There is lack of energy and zeal to deliver services at Town House from councillors to appointed officials, throwing into doubt the efficacy of the current system where people are elected to manage our city even when illiterate.
Does this system really work, especially in a situation where the one running the affairs of council does not belong to the governing party?
Events on the ground point to serious conflict where those getting directives from a political party headquarters appear not keen on pulling in the same direction with the Government, resulting in the chaos that has become Harare.
Judging by what we see daily on the ground in Harare, the problem is council.
It is neither residents, nor vendors. It is not the pirate taxi driver.
For example, since some residents survive on vending and vending is an old custom, why is council not monetising their activities by availing proper trading places for a fee?
If commuter omnibuses are a problem, why not construct terminuses for them?
If council has no money, why not allow the private sector to invest without Town House coughing a cent?
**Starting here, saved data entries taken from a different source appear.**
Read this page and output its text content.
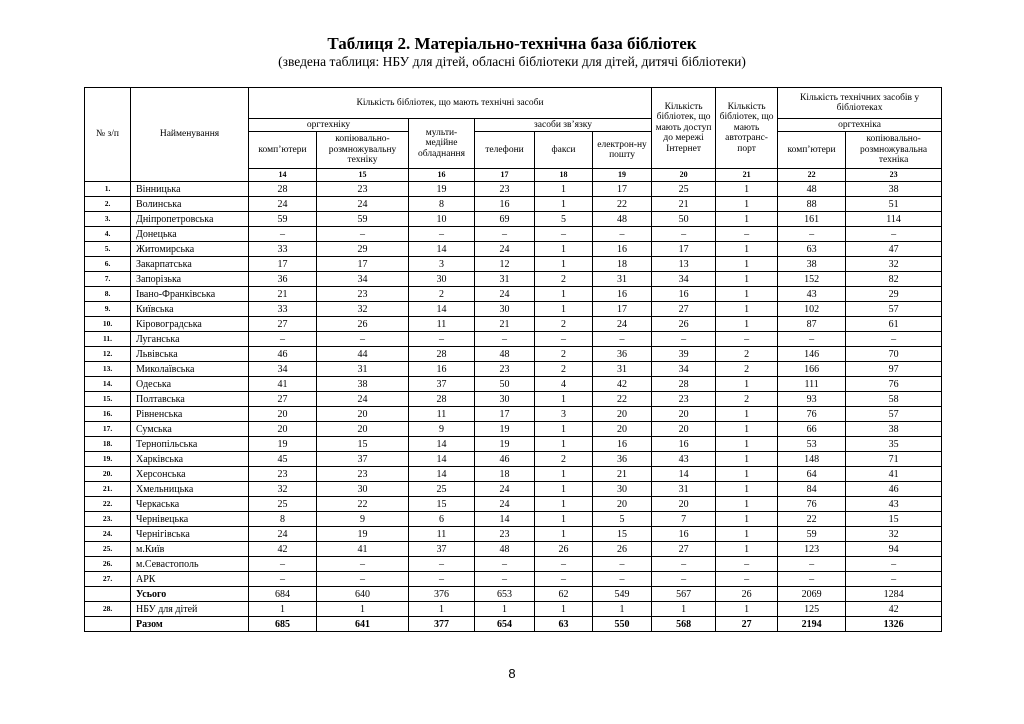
Таблиця 2. Матеріально-технічна база бібліотек
(зведена таблиця: НБУ для дітей, обласні бібліотеки для дітей, дитячі бібліотеки)
№ з/п	Найменування	Кількість бібліотек, що мають технічні засоби						Кількість бібліотек, що мають доступ до мережі Інтернет	Кількість бібліотек, що мають автотранс-порт	Кількість технічних засобів у бібліотеках	
		оргтехніку		мульти-медійне обладнання	засоби зв’язку					оргтехніка	
		комп’ютери	копіювально-розмножувальну техніку		телефони	факси	електрон-ну пошту			комп’ютери	копіювально-розмножувальна техніка
		14	15	16	17	18	19	20	21	22	23
1.	Вінницька	28	23	19	23	1	17	25	1	48	38
2.	Волинська	24	24	8	16	1	22	21	1	88	51
3.	Дніпропетровська	59	59	10	69	5	48	50	1	161	114
4.	Донецька	–	–	–	–	–	–	–	–	–	–
5.	Житомирська	33	29	14	24	1	16	17	1	63	47
6.	Закарпатська	17	17	3	12	1	18	13	1	38	32
7.	Запорізька	36	34	30	31	2	31	34	1	152	82
8.	Івано-Франківська	21	23	2	24	1	16	16	1	43	29
9.	Київська	33	32	14	30	1	17	27	1	102	57
10.	Кіровоградська	27	26	11	21	2	24	26	1	87	61
11.	Луганська	–	–	–	–	–	–	–	–	–	–
12.	Львівська	46	44	28	48	2	36	39	2	146	70
13.	Миколаївська	34	31	16	23	2	31	34	2	166	97
14.	Одеська	41	38	37	50	4	42	28	1	111	76
15.	Полтавська	27	24	28	30	1	22	23	2	93	58
16.	Рівненська	20	20	11	17	3	20	20	1	76	57
17.	Сумська	20	20	9	19	1	20	20	1	66	38
18.	Тернопільська	19	15	14	19	1	16	16	1	53	35
19.	Харківська	45	37	14	46	2	36	43	1	148	71
20.	Херсонська	23	23	14	18	1	21	14	1	64	41
21.	Хмельницька	32	30	25	24	1	30	31	1	84	46
22.	Черкаська	25	22	15	24	1	20	20	1	76	43
23.	Чернівецька	8	9	6	14	1	5	7	1	22	15
24.	Чернігівська	24	19	11	23	1	15	16	1	59	32
25.	м.Київ	42	41	37	48	26	26	27	1	123	94
26.	м.Севастополь	–	–	–	–	–	–	–	–	–	–
27.	АРК	–	–	–	–	–	–	–	–	–	–
	Усього	684	640	376	653	62	549	567	26	2069	1284
28.	НБУ для дітей	1	1	1	1	1	1	1	1	125	42
	Разом	685	641	377	654	63	550	568	27	2194	1326
8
There is serious mismanagement at Town House which is so entrenched and characteristic of the First Republic.
We are told council does not have foreign currency to import refuse trucks yet we see them driving expensive and luxury vehicles on the heavily-potholed roads.
We are told there is no money even to fuel the trucks yet it has become a culture at Town House to siphon money through endless out of Harare workshops where at times all councillors and officials attend further draining the little resources generated from bills and rates.
Such a council is a hindrance to President Mnangagwa’s vision of turning the country into a middle-income economy by 2030. Which investors would be attracted to pour capital in a city so unclean as Harare?
You visit other capital cities like Windhoek, Pretoria or Kigali and what you see there says a lot about those entrusted to run such cities. So clean and well managed!
This talk about foreign currency shortages is mere scapegoating. Does relocating vendors to designated trading places require foreign currency? Worse still, does Harare City Council require foreign currency to collect garbage on time?
Right now as the city battles a cholera outbreak, some suburbs are being denied water supplies and there is no communication whatsoever from council as to why taps are dry.
This is dereliction of duty which the new dispensation must not tolerate.
If they are failing to deliver services — be they councillors or appointed officials let them suffer the boot.
We urge Local Government, Public Works and National Housing Minister July Moyo to ensure normalcy returns to Harare as quickly as he can.
That can only happen when sense is knocked into those running the affairs of our great city that they are in office to serve the people.
The era of cheap politicking and scapegoating is dead and buried with the First Republic.